Take the team at The Fix, the Post’s rapid-fire politics blog. Chris Cillizza and his team have for months been poking and prodding at the email story, seizing on the tiniest of revelations and plugging it into their proprietary formula that converts scandals into electoral math in order to explain what it all means for the November election.
Except, as often as not, Cillizza gets the story wrong. Here he is last monthwriting about Colin Powell, who was dragged into the middle of this saga when it was revealed he engaged in similar email practices as Secretary of State:
Colin L. Powell wasn’t too happy that Hillary Clinton laid her decision to use a private email address at his feet during her interview with the FBI. And he made that annoyance plain over the weekend in the Hamptons.
Powell is not an enemy Clinton needs or wants — but she may have turned the former secretary of state into one with her seeming attempt to use him as a shield against any wrongdoing in the eyes of the FBI.
And here’s Cillizza just this week, after new emails between Clinton and Powell were released that showed Powell offering advice on how to obfuscate correspondence using some nifty technological workarounds:
What Powell was doing was simply telling Clinton about a workaround he found to avoid the cumbersome State Department bureaucracy and outdated technology. Seen that way, all Powell is doing in his email is explaining to Clinton the way in which he figured out how to do the best job he could given the impediments he faced.
That’s the exact point Powell made in a statement sent to The Fix. “Secretary Clinton has stated that she was not influenced by my email in making her decisions on email use,” he wrote. “I was not trying to influence her but just to explain what I had done eight years earlier to begin the transformation of the State Department’s information system.”
One day Clinton is using a Colin Powell-shaped shield to deflect criticism, the next Powell himself acknowledges that Clinton said no such thing. Cillizza has been downplaying the Powell connection for weeks, often defending his actions as entirely unrelated in the process, until finally, he couldn’t anymore.
The nature of journalism is that stories change. New information comes to light that causes reporters to course correct while covering a beat. But merely adjusting for future coverage—and neglecting to thoughtfully rexamine all those stories left in the wake—does very little good to readers.
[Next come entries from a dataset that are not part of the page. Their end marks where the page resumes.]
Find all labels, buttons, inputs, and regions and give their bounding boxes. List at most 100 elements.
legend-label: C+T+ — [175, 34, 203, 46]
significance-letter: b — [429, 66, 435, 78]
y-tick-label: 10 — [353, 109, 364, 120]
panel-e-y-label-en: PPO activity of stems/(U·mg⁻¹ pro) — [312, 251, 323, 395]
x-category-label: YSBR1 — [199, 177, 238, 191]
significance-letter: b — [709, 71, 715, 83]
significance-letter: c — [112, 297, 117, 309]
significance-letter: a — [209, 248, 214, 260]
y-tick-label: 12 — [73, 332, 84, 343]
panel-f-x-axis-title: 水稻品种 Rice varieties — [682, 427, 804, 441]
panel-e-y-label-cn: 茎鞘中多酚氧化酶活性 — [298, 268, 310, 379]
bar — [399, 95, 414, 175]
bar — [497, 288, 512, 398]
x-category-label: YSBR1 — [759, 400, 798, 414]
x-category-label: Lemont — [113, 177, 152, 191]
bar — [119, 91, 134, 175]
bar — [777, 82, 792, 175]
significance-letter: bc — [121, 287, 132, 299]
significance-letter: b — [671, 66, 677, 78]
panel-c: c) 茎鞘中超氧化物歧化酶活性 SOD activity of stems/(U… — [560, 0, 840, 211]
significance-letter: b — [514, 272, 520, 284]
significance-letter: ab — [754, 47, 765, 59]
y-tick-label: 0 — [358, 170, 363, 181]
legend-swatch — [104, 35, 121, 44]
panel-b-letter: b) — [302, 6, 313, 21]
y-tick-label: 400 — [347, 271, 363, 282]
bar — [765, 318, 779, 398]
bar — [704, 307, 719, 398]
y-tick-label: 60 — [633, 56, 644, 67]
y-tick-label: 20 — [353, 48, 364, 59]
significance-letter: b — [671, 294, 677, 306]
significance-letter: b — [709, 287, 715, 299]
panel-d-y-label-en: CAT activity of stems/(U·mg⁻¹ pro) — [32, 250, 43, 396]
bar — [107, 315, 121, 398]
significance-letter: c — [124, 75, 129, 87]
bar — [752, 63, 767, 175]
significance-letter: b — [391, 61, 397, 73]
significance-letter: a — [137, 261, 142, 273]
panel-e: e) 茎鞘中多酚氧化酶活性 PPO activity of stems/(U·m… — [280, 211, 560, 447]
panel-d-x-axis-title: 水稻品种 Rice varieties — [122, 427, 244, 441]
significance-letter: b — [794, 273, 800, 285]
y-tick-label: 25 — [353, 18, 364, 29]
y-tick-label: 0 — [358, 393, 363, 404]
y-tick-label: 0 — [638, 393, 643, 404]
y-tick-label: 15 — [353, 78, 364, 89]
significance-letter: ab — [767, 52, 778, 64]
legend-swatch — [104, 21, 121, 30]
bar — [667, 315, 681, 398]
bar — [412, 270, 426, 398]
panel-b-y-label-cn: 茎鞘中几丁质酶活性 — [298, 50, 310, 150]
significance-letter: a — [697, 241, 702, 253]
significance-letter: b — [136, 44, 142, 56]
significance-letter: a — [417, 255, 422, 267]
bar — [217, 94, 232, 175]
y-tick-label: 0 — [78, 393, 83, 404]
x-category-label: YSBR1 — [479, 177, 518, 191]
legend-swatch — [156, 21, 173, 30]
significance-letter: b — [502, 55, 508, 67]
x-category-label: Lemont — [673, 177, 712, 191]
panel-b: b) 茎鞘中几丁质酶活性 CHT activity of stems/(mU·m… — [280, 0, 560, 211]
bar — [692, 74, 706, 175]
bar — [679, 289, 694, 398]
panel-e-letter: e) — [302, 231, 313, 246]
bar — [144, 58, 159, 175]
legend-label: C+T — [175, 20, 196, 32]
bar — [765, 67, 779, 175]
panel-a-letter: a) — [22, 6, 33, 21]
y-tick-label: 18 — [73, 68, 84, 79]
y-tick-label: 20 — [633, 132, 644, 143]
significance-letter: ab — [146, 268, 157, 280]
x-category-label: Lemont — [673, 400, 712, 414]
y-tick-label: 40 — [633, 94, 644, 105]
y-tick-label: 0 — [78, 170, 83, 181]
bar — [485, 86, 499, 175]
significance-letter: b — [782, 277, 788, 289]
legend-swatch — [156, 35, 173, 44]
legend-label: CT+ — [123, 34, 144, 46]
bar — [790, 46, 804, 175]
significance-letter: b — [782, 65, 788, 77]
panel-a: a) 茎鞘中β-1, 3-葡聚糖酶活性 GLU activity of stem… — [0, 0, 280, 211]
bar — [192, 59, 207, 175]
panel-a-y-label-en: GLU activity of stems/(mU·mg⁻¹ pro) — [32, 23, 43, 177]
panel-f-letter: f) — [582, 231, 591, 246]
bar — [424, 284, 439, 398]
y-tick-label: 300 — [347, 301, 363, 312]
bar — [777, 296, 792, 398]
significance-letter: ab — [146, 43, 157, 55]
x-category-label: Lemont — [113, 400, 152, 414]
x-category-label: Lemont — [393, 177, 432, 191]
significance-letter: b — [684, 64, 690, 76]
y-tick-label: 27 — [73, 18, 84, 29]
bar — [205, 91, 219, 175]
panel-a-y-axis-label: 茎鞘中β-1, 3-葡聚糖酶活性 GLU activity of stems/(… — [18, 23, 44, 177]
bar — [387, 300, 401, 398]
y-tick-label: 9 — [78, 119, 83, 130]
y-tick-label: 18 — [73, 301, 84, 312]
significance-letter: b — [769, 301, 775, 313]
Several weeks ago, the Associated Press published a story about the Clinton Foundation, and how several donors were also able to schedule meetings with Hillary Clinton as Secretary of State. The AP shared the story with a highly dubious teaser, wildly inflating the facts and settling on a deeply misleading tweet.
The AP went as far as admitting their tweet was “sloppy,” but still refused to delete it. Until:
By the time it was scrubbed from the internet, thousands of readers had retweeted or otherwise shared it with friends. The false implication—that half of Sec. Clinton’s private meetings were with Clinton Foundation donors—metastasized long before the AP’s social team finally hit delete. The damage was done. Deleting the tweet wasn’t for the benefit of readers, it was for the benefit of the AP, who would rather not be associated with something so demonstrably false.
Still, a correction is a correction, and that is more than was has been offered by Cillizza or the Washington Post. They continue to produce dozens of stories a day about the campaign and about Hillary Clinton, but even after their previous work has been refuted or contextualized, it lingers unedited. Did they intentionally mislead readers? Of course not. But as Cillizza likes to write so often of Clinton, failure to acknowledge past mistakes may cause the Post to find itself in a place on the honest/trustworthy question from which it may not be able to recover.
There’s a well-worn saying that goes: “Falsehood flies, and the truth comes limping after it.”
It was true when it was penned by Jonathan Swift in 1710, and even more so in 2016 to describe the tendency for unsourced, exaggerated or outright fabricated stories to be shared millions of times before anyone takes a step back to think critically about it.
Newsrooms and their inhabitants are supposed to be our firewall, though. Journalists are supposed to be the adjudicators — slowing, not accelerating, the pace of falsehoods.